We used the cell type annotation, marker expression level, cell imaging coordinates, and cell UTAG domain labels in the original paper¹⁵. This image dataset can be downloaded from https://zenodo.org/records/6376767.

mIF melanoma

The 12-plex whole-slide mIF image on Melanoma tissue sample is one of the imaging datasets that have been published from our group¹⁴. The dataset contains following 12 markers: CD8, PD-1, PD-L1, CD68, CD3, CD20, FoxP3, pancytokeratin+SOX10 (panCK/SOX10), TCF1/7, TOX, Ki67, LAG-3. The processed dataset can be downloaded from Mendeley data with link https://data.mendeley.com/datasets/syfmgsv3d9/1. Here, we only used cell phenotypes (classified based on marker expression of CD8, panCK/SOX10, CD68, CD3, CD20, FoxP3) and cell locations as the input of SpatialTopic.

Simulation

We tested methods on simulated datasets of different scales to benchmark the scalability of SpatialTopic with an increasing number of cells in images. We randomly sampled 10 k, 40 k, 90 k, 160 k, and 250 k pixels from an image, similar to the simulation method described in ref. ²³, to represent cell locations. We did not simulate gene expression levels for every individual cell. Instead, for each domain, we randomly sampled cells with domain-specific cell type distributions, with parameters simulated from Dirichlet(1, 1, 1, 1, 1), anticipating five distinct cell types per domain (a simulated example is shown in Supplementary Fig. 10A). Five unique datasets were generated for each simulation scenario. We also scaled the X and Y axes to maintain consistent cell densities across all simulation scenarios.

In addition, we also assessed other aspects of SpatialTopic, including the recovery of the number of topics and topic distributions in our simulation studies. In Supplementary Fig. 10, we evaluated SpatialTopic across 20 simulated datasets (each with 10 k cells) and showed that SpatialTopic not only achieves high clustering accuracy (evaluated using Adjusted Rand Index) but also effectively recovers the topic distributions (evaluated by sum of residual squared error between the true topic content matrix {β_k} and the estimated \(\{{\hat{{\boldsymbol{\beta }}}}_{k}\}\)), which highlights our model’s capability to recover the underlying topic structure.

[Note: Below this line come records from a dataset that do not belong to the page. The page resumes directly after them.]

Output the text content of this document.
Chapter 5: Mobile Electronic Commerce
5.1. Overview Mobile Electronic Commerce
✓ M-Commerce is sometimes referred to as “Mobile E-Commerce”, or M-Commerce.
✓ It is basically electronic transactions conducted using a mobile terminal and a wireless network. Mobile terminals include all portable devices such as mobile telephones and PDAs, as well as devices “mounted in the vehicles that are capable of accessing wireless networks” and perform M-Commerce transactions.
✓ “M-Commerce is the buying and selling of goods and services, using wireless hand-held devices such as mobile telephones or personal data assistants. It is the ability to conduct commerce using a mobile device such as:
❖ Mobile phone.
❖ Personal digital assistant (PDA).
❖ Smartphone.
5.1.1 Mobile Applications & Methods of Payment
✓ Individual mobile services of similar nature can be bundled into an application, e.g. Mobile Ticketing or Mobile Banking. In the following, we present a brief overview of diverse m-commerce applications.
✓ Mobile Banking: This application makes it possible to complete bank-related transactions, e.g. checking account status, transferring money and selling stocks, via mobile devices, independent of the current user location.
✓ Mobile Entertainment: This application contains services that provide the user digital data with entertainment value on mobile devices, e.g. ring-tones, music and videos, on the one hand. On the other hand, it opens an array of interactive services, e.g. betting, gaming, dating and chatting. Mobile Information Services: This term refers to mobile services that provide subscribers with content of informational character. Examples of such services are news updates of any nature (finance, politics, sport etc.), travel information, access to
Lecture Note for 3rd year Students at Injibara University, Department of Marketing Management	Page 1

Statistics and reproducibility

All statistical calculations were implemented in R (v4.3.3). No statistical method was used to predetermine sample size. The experiments were not randomized. This study does not involve group allocation that requires blinding.

Reporting summary

Further information on research design is available in the Nature Portfolio Reporting Summary linked to this article.